# Notation Question

1. Mar 9, 2005

### Norman

In older nuclear physics papers the convention for describing reactions is kinda hard to understand.
example:
$$p(p,n)\Delta^{++}$$

Now this must mean:

$$p+p \rightarrow n+\Delta^{++}$$

But does the older notation imply anything about targets vs. projectiles? Does the grouping of (p,n) imply anything?
Thanks

2. Mar 9, 2005

### James R

The notation does tell you something about the projectile and target, but I can't for the life of me remember which way round it is.

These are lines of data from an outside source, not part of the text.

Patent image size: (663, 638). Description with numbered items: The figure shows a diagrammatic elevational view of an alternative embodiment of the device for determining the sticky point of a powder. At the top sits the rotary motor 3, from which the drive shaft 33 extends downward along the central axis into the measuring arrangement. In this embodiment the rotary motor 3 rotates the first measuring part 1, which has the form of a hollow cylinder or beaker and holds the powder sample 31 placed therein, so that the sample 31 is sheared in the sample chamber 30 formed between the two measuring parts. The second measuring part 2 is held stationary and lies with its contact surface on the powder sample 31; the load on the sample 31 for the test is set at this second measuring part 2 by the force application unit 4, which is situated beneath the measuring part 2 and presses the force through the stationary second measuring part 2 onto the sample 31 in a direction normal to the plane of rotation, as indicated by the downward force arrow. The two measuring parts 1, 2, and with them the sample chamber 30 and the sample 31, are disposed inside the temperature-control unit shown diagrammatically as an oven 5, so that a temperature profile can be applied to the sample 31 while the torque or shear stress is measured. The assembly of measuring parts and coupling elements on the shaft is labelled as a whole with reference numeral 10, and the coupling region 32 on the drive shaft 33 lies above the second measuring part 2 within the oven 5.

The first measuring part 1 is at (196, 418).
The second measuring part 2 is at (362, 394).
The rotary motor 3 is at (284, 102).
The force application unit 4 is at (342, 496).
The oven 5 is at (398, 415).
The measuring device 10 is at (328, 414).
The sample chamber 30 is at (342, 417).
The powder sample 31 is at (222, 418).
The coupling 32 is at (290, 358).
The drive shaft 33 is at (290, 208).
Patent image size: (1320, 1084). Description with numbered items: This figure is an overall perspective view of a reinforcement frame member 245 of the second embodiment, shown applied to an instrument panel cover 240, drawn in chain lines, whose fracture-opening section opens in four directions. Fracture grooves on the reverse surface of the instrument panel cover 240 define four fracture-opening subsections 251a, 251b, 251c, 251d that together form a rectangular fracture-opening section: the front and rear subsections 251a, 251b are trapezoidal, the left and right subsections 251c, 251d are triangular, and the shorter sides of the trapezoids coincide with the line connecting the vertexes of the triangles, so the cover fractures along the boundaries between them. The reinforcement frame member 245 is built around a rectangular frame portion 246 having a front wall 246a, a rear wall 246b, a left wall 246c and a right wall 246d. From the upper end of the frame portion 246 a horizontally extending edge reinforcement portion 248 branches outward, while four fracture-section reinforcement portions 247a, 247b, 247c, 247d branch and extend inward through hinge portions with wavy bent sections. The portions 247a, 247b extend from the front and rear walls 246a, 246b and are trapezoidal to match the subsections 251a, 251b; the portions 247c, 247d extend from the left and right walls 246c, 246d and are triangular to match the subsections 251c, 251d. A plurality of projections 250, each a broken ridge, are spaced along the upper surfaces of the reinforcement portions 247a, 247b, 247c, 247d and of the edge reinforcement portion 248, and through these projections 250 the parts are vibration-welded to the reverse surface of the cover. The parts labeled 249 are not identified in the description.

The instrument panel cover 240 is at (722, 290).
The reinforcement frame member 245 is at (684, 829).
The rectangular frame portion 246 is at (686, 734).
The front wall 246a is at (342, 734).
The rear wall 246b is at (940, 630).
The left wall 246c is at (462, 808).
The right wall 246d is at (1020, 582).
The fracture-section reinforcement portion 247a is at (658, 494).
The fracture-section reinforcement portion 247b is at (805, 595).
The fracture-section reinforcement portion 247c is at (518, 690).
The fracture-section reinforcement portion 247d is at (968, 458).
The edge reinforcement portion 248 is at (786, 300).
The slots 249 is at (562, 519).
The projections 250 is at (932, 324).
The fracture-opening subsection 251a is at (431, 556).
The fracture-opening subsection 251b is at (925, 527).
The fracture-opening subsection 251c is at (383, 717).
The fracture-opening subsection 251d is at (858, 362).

At a vague guess, I think the incoming projectile is the "p" in the brackets.

3. Mar 9, 2005

### dextercioby

What are u doing searching among older nuclear physics books/articles...?You live in the 21-st century,i presume...

Daniel.

4. Mar 10, 2005

### Norman

I didn't know that physics and it's laws have changed over time? Either way the notation was used as recently as the late 80's and I am working through a paper that uses it. I am also doing a prelimenary literature search for some research and want to know what has been done before me. What are you doing questioning why I am doing something?

5. Mar 10, 2005

### dextercioby

I wasn't questioning what you were doing,just that it seemed weird to wirk with something that's OLD.Weren't u able to find the same things in a newer source...?

Daniel.

6. Mar 10, 2005

### dextercioby

It's the same situation as working today with Minkowski metric (+,+,+,+) instead of Bjorken-Drell (+,-,-,-).

Daniel.

7. Mar 10, 2005

### Norman

(-,+,+,+) for minkowski right? Or are you talking about some kind of imaginary time issue... so that you can treat the time and spatial pieces on the same footing? I haven't studies GR, so I don't know. Anyways, the answer to the questions is that I was not able to find the information in a more recent source, at least not that I could discern. Plus I have seen a lot of papers in Nuclear Physics that have this kind of notation, and was basically just wishing to understand the notation, since I am reading the paper it would be nice to know what the title implies about the reaction. But in the end I was just curious.

8. Mar 10, 2005

### dextercioby

It's actually a trick.In QFT,one uses (out of commodity and habit) the mostly minus (+,-,-,-) metric,while in the flat limit of GR they use mostly plus (-,+,+,+)...

Daniel.

9. Mar 10, 2005

### Norman

I was confused by whether you meant (++++) or simply mistyped (-+++). And I was thinking the other day about what it would mean analytically continueing the time to the imaginary axis and treating it with the same sign as the spatial pieces... such that :
$$p^{\mu}p_{\mu}=E^2 + \vec{p}\cdot\vec{p}$$

I was just pondering it and thought oddly enough you might be saying they do that in GR.

10. Mar 19, 2005

### nrqed

I have to say that I found this incredibly rude.

It does not matter how old the source was. First of all there are many things published in the 80's or even 70's and 60's still useful for current research.
Second of all, even if someone wanted to understand a paper 100 years old, what would be wrong with that? Besides, I don't see what says that the notation asked about in the original post is not still in use today.

In any case, I found the reply condescending and rude.

Sorry, I had to say it.

Patb

11. Mar 20, 2005

### Norman

Thanks Patb.
I felt the same way, but I guess I don't really care since Dexter tends to do this a lot on here and some of us have given up caring or listening.
Anyways, I am still waiting to hear if James R is correct about the implication of the projectile and target.
Thanks,
Norm.

12. Mar 28, 2005

### Norman

I have figured out the answer. For the notation:
$$p(p,n)\Delta^{++}$$
This Decodes as:

Target (Projectile, Particles with projectiles rapidity) Final State Target

Hope this helps someone else.

13. Apr 4, 2005

### Meir Achuz

That notation is still common in nucler physics. Norman is close.
It goes: projectile(target nucleus,final nucleus)ougoing particle.
e.g. p([A,Z],[A,Z+1])n. When the target is just a proton, it does seem a bit silly.